Hi all,
I'm trying to leverage on the scroll API from my python application.
My python code looks like this:
es = Elasticsearch([{'host': 'elastic', 'port': '9999'}])
data = es.search(index = "index*",
body = query,
scroll = "2m",
size = 1000,
request_timeout = 3000)
sid = data['_scroll_id']
# do something w/ current batch of hits (data) ...
while True:
logging.info(sid)
data = es.scroll(scroll_id=sid, scroll='2m')
scroll_size = len(data['hits']['hits'])
# If no data was collected stop execution
if scroll_size == 0:
break
else:
# do something w/ current batch of hits (data) ...
# Update the scroll ID
sid = data['_scroll_id']
if batch_n % 1000 == 0:
logging.info("Batch: {}".format(batch_n))
The query I run is as follow:
def prep_query(start_date, start_hour, end_date, end_hour):
return """{{
"size": 0,
"query": {{
"bool": {{
"must": [
{{
"match_all": {{}}
}},
{{
"match_phrase": {{
"event": {{
"query": "STREAM"
}}
}}
}},
{{
"range": {{
"ts": {{
"gte": "{0} {1}",
"lte": "{2} {3}",
"format": "yyyy-MM-dd HH:mm:ss.SSS"
}}
}}
}}
],
"must_not": []
}}
}},
"_source": {{
"excludes": []
}}
}}""".format(start_date, start_hour, end_date, end_hour)

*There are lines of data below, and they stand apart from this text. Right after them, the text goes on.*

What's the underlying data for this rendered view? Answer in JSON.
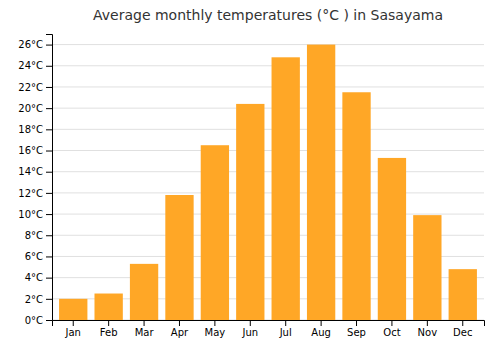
{
  "chart_data": {
    "type": "bar",
    "title": "Average monthly temperatures (°C ) in Sasayama",
    "categories": [
      "Jan",
      "Feb",
      "Mar",
      "Apr",
      "May",
      "Jun",
      "Jul",
      "Aug",
      "Sep",
      "Oct",
      "Nov",
      "Dec"
    ],
    "values": [
      2.0,
      2.5,
      5.3,
      11.8,
      16.5,
      20.4,
      24.8,
      26.0,
      21.5,
      15.3,
      9.9,
      4.8
    ],
    "color": "#FFA726",
    "ylim": [
      0,
      27
    ],
    "yticks": [
      {
        "value": 0,
        "label": "0°C"
      },
      {
        "value": 2,
        "label": "2°C"
      },
      {
        "value": 4,
        "label": "4°C"
      },
      {
        "value": 6,
        "label": "6°C"
      },
      {
        "value": 8,
        "label": "8°C"
      },
      {
        "value": 10,
        "label": "10°C"
      },
      {
        "value": 12,
        "label": "12°C"
      },
      {
        "value": 14,
        "label": "14°C"
      },
      {
        "value": 16,
        "label": "16°C"
      },
      {
        "value": 18,
        "label": "18°C"
      },
      {
        "value": 20,
        "label": "20°C"
      },
      {
        "value": 22,
        "label": "22°C"
      },
      {
        "value": 24,
        "label": "24°C"
      },
      {
        "value": 26,
        "label": "26°C"
      }
    ],
    "grid": true
  }
}
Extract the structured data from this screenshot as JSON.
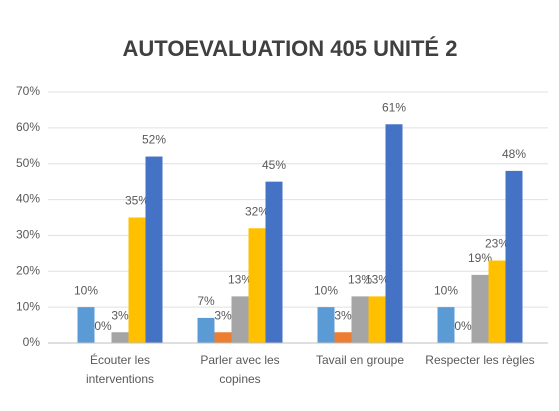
{
  "chart_data": {
    "type": "bar",
    "title": "AUTOEVALUATION 405 UNITÉ 2",
    "categories": [
      "Écouter les interventions",
      "Parler avec les copines",
      "Tavail en groupe",
      "Respecter les règles"
    ],
    "series": [
      {
        "color": "#5b9bd5",
        "values": [
          10,
          7,
          10,
          10
        ],
        "value_labels": [
          "10%",
          "7%",
          "10%",
          "10%"
        ]
      },
      {
        "color": "#ed7d31",
        "values": [
          0,
          3,
          3,
          0
        ],
        "value_labels": [
          "0%",
          "3%",
          "3%",
          "0%"
        ]
      },
      {
        "color": "#a5a5a5",
        "values": [
          3,
          13,
          13,
          19
        ],
        "value_labels": [
          "3%",
          "13%",
          "13%",
          "19%"
        ]
      },
      {
        "color": "#ffc000",
        "values": [
          35,
          32,
          13,
          23
        ],
        "value_labels": [
          "35%",
          "32%",
          "13%",
          "23%"
        ]
      },
      {
        "color": "#4472c4",
        "values": [
          52,
          45,
          61,
          48
        ],
        "value_labels": [
          "52%",
          "45%",
          "61%",
          "48%"
        ]
      }
    ],
    "ylim": [
      0,
      70
    ],
    "yticks": [
      {
        "value": 0,
        "label": "0%"
      },
      {
        "value": 10,
        "label": "10%"
      },
      {
        "value": 20,
        "label": "20%"
      },
      {
        "value": 30,
        "label": "30%"
      },
      {
        "value": 40,
        "label": "40%"
      },
      {
        "value": 50,
        "label": "50%"
      },
      {
        "value": 60,
        "label": "60%"
      },
      {
        "value": 70,
        "label": "70%"
      }
    ],
    "grid": true
  }
}
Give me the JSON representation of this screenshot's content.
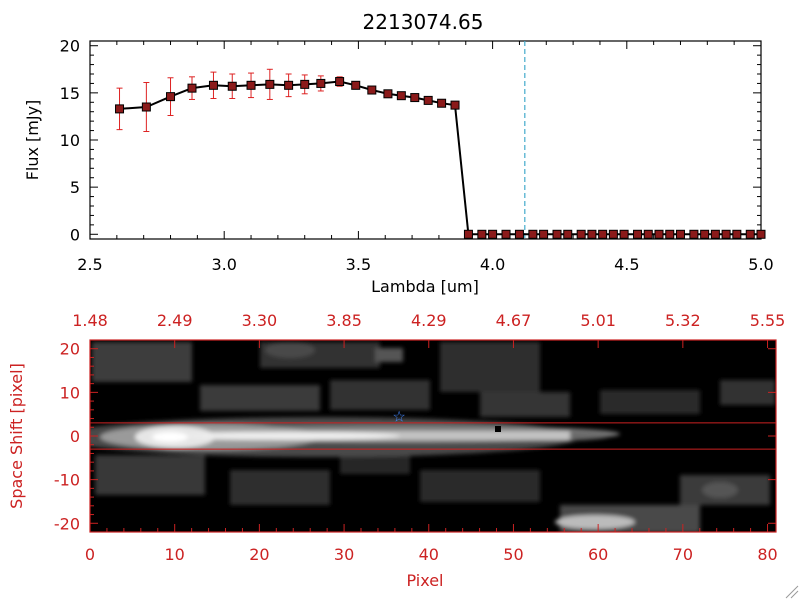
{
  "chart_data": [
    {
      "type": "line",
      "title": "2213074.65",
      "xlabel": "Lambda [um]",
      "ylabel": "Flux [mJy]",
      "xlim": [
        2.5,
        5.0
      ],
      "ylim": [
        -0.5,
        20.5
      ],
      "xticks": [
        "2.5",
        "3.0",
        "3.5",
        "4.0",
        "4.5",
        "5.0"
      ],
      "yticks": [
        "0",
        "5",
        "10",
        "15",
        "20"
      ],
      "grid": false,
      "vline_x": 4.12,
      "series": [
        {
          "x": [
            2.61,
            2.71,
            2.8,
            2.88,
            2.96,
            3.03,
            3.1,
            3.17,
            3.24,
            3.3,
            3.36,
            3.43,
            3.49,
            3.55,
            3.61,
            3.66,
            3.71,
            3.76,
            3.81,
            3.86,
            3.91,
            3.96,
            4.0,
            4.05,
            4.1,
            4.15,
            4.19,
            4.24,
            4.28,
            4.33,
            4.37,
            4.41,
            4.45,
            4.49,
            4.54,
            4.58,
            4.62,
            4.66,
            4.7,
            4.75,
            4.79,
            4.83,
            4.87,
            4.91,
            4.96,
            5.0
          ],
          "y": [
            13.3,
            13.5,
            14.6,
            15.5,
            15.8,
            15.7,
            15.8,
            15.9,
            15.8,
            15.9,
            16.0,
            16.2,
            15.8,
            15.3,
            14.9,
            14.7,
            14.5,
            14.2,
            13.9,
            13.7,
            0,
            0,
            0,
            0,
            0,
            0,
            0,
            0,
            0,
            0,
            0,
            0,
            0,
            0,
            0,
            0,
            0,
            0,
            0,
            0,
            0,
            0,
            0,
            0,
            0,
            0
          ],
          "err": [
            2.2,
            2.6,
            2.0,
            1.2,
            1.4,
            1.3,
            1.3,
            1.6,
            1.2,
            1.0,
            0.8,
            0.5,
            0.4,
            0.3,
            0.3,
            0.3,
            0.3,
            0.3,
            0.3,
            0.3,
            0,
            0,
            0,
            0,
            0,
            0,
            0,
            0,
            0,
            0,
            0,
            0,
            0,
            0,
            0,
            0,
            0,
            0,
            0,
            0,
            0,
            0,
            0,
            0,
            0,
            0
          ]
        }
      ]
    },
    {
      "type": "heatmap",
      "xlabel": "Pixel",
      "ylabel": "Space Shift [pixel]",
      "xlim": [
        0,
        81
      ],
      "ylim": [
        -22,
        22
      ],
      "xticks": [
        "0",
        "10",
        "20",
        "30",
        "40",
        "50",
        "60",
        "70",
        "80"
      ],
      "yticks": [
        "-20",
        "-10",
        "0",
        "10",
        "20"
      ],
      "top_ticks": [
        "1.48",
        "2.49",
        "3.30",
        "3.85",
        "4.29",
        "4.67",
        "5.01",
        "5.32",
        "5.55"
      ],
      "aperture_y": [
        -3,
        3
      ],
      "star_marker": {
        "x": 36.5,
        "y": 4.5
      }
    }
  ],
  "colors": {
    "axis_black": "#000000",
    "axis_red": "#cc2222",
    "error_bar": "#dd2222",
    "marker_fill": "#8b1a1a",
    "dashed_line": "#44aacc",
    "star": "#4488ff"
  }
}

I'm getting an error out of this and I'm not sure how to solve it. Please also assume that I can't edit elasticsearch conf.
Here's the error:
[2019-07-17 16:08:58,857] {logging_mixin.py:95} INFO - [2019-07-17 16:08:58,856] {base.py:146} WARNING - GET http://elastic01.skytech.local:9200/_search/scroll?scroll=2m&scroll_id=DnF1ZXJ5VGhlb ..(very long hash).. Zad0E%3D [status:400 request:0.002s]
[2019-07-17 16:08:58,857] {__init__.py:1580} ERROR - RequestError(400, 'too_long_frame_exception', 'An HTTP line is larger than 4096 bytes.')
Any help on this? much appreciated! Thanks a lot guys!